The following letter was sent to the New Millennium Super Stores:

A few months ago I took my monitor to be repaired at the New Millennium Super Stores. After a few weeks I was told that my monitor could not be fixed as they had no parts. I was also told that I could not collect it as the shop it was taken to had gone out of business and they had to collect the stuff themselves.

After several weeks of checking, I was told that it was finally 'ready' and that the fault was traced to the transformer. I asked the technician to double-check whether it was the same one. He came back with my phone number as confirmation. When I went to collect it I asked whether it would be a good idea to switch it on to see if it was really fixed. I was told that it was not necessary.

I paid the Lm10 I was billed, took my monitor and receipt, and left. As I was about to drive off the salesman came out and shouted that there was a mistake and that the monitor was not fixed. I went in and was told that it could not be repaired as it was not "financially feasible" and that the Lm10 were a "minimum charge".

I protested that in all these months of waiting no one had mentioned a minimum charge; that the technician had confirmed the monitor was fixed and that the receipt was for "repairs". I also noted that I had never been told what the parts cost and that it was they who had decided that "it was not financially feasible".

What this means is that the New Millennium Super Stores are accepting items for repair for which they know they have no parts. They are then billing a minimum charge after declaring them 'not repairable' precisely because they have no parts.

I feel that it is totally unfair and deceitful to accept items for repairs knowing that you have no parts and to blame this on their supposedly excessive cost. It is even more deceitful to charge a minimum fee under such conditions, especially when this was never mentioned nor printed on repair tickets.

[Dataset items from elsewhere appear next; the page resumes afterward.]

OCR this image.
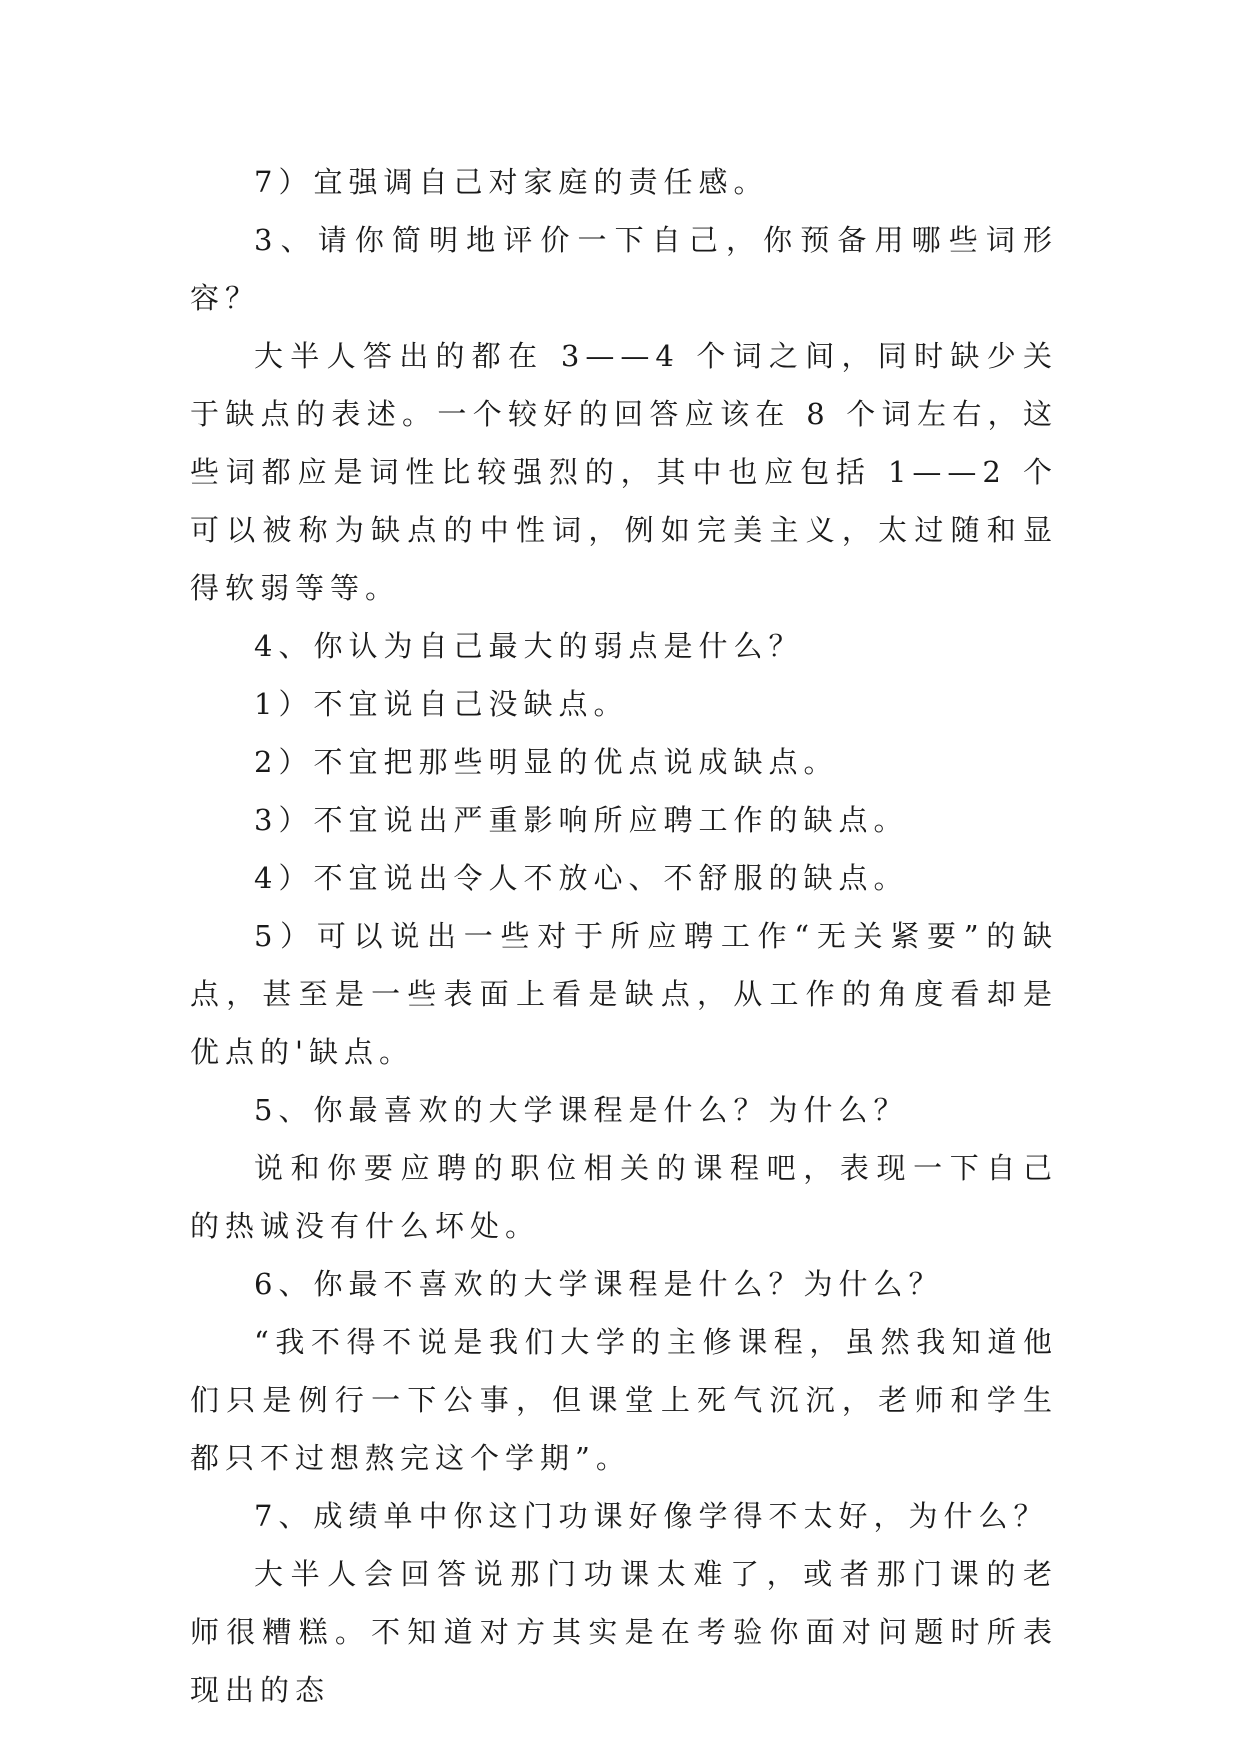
7）宜强调自己对家庭的责任感。

3、请你简明地评价一下自己，你预备用哪些词形容？

大半人答出的都在 3——4 个词之间，同时缺少关于缺点的表述。一个较好的回答应该在 8 个词左右，这些词都应是词性比较强烈的，其中也应包括 1——2 个可以被称为缺点的中性词，例如完美主义，太过随和显得软弱等等。

4、你认为自己最大的弱点是什么？

1）不宜说自己没缺点。

2）不宜把那些明显的优点说成缺点。

3）不宜说出严重影响所应聘工作的缺点。

4）不宜说出令人不放心、不舒服的缺点。

5）可以说出一些对于所应聘工作“无关紧要”的缺点，甚至是一些表面上看是缺点，从工作的角度看却是优点的'缺点。

5、你最喜欢的大学课程是什么？为什么？

说和你要应聘的职位相关的课程吧，表现一下自己的热诚没有什么坏处。

6、你最不喜欢的大学课程是什么？为什么？

“我不得不说是我们大学的主修课程，虽然我知道他们只是例行一下公事，但课堂上死气沉沉，老师和学生都只不过想熬完这个学期”。

7、成绩单中你这门功课好像学得不太好，为什么？

大半人会回答说那门功课太难了，或者那门课的老师很糟糕。不知道对方其实是在考验你面对问题时所表现出的态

Most deceitful of all is going through this whole charade pretending to have fixed the item in order to make the client hand over the money thinking he is paying for "repairs". This is even worse when these same people are the ones I had bought the computer system from, worth some Lm700, and the same people from whom I bought a scanner worth Lm50 on the same day I took my monitor in for repairs! (Anton Busuttil, October 10, 2002)

On October 22 I asked the New Millennium Superstores for their side of the case, to no avail. On December 3 we sent them another copy of the letter yet again asking for their comments, still to no avail.

At this point I ask the New Millennium Super Stores yet again for their side of the case.